We must remember, in the second place, the active, industrious habits of this patient--of which, however, I have already spoken. He who is always or almost always in the open air, is less likely to suffer from the use of extra stimulants, and the penalty when it _does_ fall on his head, is much more likely to be deferred, than in the case of the sedentary and inactive. He was so hardy and withal so bold, that in the summer season he sometimes slept in the open air, under a tree.
But, thirdly, he was descended from a very long-lived race or family. His father died at the age of ninety-seven. At the time of his decease he had been the progenitor of nineteen children, one hundred and five grandchildren, one hundred and fifty-five great grandchildren, and four of the fifth generation,--a posterity amounting in all, to two hundred and eighty-three. And what is most marvellous, nearly all of them were at that very moment living. In truth, he had several sons and daughters already between the ages of sixty-five and eighty. There was one of the brotherhood, whom I had seen, nearly eighty, and yet as active and elastic as the opium eater of seventy.
One thing more: The latter, as we have seen, was a man of excellent habits in respect to nearly every thing but opium. He drank no ardent spirits, nor much coffee and tea; he used very little tobacco, and he ate in great moderation. He was an early riser and was in general cheerful. In short, but for his opium taking, he would have enjoyed a green old age.
I have said he was usually healthy. When he was out of opium and could not obtain any, I have seen him sit and writhe in the most intense apparent anguish till the arrival of the accustomed stimulus, when the transformation would be as sudden as it was striking. In fifteen minutes, instead of writhing and groaning and almost dying, he might be found talking, laughing, and telling stories most merrily, to the infinite amusement of all around him.
But he had troubles more abiding than this; at least, occasionally. After taking his opium for a long time, such a degree of costiveness would sometimes supervene, as seemed almost to defy the combined powers of both nature and art. In these circumstances, of course, the aid of the physician was usually invoked. It was on one of these occasions that I first became fully acquainted with his habits and tendencies.
Once, when thus called to his bedside, I began to think he was not very far from the end of his career. The wheels of life seemed so completely obstructed, that I doubted whether they would ever start again. He himself declared, most positively and I doubt not in sincerity that he must die. But he lived on many years longer. He died at about seventy-five years of age--more than twenty years younger than his venerable and more temperate father.

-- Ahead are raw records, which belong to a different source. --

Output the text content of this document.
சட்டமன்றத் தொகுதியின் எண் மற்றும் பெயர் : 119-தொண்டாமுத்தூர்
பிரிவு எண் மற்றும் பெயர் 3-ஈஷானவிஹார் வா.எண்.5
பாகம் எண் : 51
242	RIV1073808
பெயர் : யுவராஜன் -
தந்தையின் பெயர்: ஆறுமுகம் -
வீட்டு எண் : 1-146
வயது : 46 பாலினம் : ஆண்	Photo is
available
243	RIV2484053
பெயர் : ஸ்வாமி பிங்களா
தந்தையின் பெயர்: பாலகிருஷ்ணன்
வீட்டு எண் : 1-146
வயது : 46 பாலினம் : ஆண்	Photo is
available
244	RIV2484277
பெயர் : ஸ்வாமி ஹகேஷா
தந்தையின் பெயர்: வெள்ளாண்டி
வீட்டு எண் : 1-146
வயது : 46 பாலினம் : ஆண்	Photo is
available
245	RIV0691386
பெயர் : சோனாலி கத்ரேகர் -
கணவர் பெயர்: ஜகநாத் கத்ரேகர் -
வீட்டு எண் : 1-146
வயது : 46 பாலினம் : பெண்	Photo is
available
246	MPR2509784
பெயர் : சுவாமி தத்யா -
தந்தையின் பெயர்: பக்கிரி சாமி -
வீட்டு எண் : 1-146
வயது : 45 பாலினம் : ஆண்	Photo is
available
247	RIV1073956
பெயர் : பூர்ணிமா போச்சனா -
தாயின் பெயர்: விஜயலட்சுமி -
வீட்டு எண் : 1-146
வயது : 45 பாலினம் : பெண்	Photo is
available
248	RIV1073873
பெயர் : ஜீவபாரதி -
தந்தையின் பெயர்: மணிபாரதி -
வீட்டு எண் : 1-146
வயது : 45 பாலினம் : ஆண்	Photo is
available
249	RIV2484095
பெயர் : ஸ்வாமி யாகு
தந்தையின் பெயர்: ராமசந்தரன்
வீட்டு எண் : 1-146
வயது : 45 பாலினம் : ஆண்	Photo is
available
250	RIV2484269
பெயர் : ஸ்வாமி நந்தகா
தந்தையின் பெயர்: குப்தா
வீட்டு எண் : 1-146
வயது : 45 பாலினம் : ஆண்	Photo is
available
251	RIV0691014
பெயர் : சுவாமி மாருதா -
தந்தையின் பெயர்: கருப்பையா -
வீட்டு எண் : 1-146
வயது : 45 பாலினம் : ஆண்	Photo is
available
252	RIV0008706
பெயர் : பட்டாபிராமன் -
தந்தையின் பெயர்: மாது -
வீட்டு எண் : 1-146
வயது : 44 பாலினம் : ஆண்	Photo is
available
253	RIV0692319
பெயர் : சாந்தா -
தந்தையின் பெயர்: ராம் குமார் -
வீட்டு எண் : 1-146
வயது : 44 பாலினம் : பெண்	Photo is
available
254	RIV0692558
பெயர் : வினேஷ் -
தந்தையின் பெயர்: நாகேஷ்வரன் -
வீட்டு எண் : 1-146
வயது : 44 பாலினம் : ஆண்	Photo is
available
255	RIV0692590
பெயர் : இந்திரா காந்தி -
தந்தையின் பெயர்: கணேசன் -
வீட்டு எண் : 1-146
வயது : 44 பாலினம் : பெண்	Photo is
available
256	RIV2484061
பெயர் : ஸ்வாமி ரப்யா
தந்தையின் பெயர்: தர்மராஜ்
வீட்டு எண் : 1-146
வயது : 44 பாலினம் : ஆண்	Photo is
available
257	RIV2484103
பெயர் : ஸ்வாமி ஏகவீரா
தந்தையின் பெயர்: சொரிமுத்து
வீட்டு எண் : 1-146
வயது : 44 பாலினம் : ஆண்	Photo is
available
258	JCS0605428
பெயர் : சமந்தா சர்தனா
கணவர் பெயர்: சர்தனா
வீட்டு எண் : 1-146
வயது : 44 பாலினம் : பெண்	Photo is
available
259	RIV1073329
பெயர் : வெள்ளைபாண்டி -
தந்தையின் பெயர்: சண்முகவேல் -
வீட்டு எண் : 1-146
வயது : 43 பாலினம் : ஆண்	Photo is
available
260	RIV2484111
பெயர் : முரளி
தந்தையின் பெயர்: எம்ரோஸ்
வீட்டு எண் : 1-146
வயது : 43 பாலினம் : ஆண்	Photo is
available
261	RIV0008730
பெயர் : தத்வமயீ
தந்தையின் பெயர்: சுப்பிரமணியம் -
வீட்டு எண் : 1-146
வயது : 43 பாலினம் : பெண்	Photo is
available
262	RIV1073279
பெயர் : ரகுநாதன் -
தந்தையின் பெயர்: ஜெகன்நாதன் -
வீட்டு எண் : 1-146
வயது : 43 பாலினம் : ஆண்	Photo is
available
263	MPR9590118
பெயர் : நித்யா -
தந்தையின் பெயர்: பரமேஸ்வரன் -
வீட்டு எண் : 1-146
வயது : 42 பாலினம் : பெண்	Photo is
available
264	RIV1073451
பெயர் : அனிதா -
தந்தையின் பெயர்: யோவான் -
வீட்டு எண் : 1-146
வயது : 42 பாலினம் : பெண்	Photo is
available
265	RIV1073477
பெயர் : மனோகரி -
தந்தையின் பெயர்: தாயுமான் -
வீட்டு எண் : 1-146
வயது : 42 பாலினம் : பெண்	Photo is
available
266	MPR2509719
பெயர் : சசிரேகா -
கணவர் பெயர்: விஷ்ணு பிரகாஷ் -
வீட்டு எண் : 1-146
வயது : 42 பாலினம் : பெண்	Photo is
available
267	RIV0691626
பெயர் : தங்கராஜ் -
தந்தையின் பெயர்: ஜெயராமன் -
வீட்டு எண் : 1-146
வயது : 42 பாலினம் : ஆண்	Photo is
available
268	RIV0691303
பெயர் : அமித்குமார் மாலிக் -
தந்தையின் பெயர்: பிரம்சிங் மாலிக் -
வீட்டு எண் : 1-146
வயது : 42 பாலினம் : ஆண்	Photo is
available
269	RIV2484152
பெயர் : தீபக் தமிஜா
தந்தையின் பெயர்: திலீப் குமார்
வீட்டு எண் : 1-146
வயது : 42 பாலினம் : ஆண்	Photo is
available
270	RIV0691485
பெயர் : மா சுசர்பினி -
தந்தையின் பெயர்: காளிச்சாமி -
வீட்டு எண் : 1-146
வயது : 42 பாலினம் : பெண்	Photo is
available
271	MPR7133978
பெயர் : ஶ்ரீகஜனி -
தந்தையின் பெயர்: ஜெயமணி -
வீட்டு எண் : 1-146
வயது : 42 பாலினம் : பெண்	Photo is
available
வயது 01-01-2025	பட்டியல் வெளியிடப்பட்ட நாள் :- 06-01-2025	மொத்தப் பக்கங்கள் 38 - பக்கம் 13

From this distinguished opium eater, and from his family, I learned two things: First, that Solomon was right when he spoke of the certainty of punishment, even though long deferred. Secondly, the certainty of the visitation, so to call it, of human transgression upon subsequent generations no less than on the individual transgressor. The fourth generation from the patriarch of ninety-seven was puny and feeble--exceedingly so; the fifth and sixth not only puny and feeble, but absolutely sickly, not to say dwarfish.
Did I say I learned these important truths from this source? Not at all. I mean only, that I received from it a new confirmation of what I had fully believed long before, and concerning which, till compelled, most men--even some thinking men--appear to me not a little sceptical. They seem to think it reflects dishonor on our Maker. How this is, we shall perhaps see more fully in another place. Let it suffice, for the present, to say that the fact itself is fully established, whatever may be the deductions or its consequences.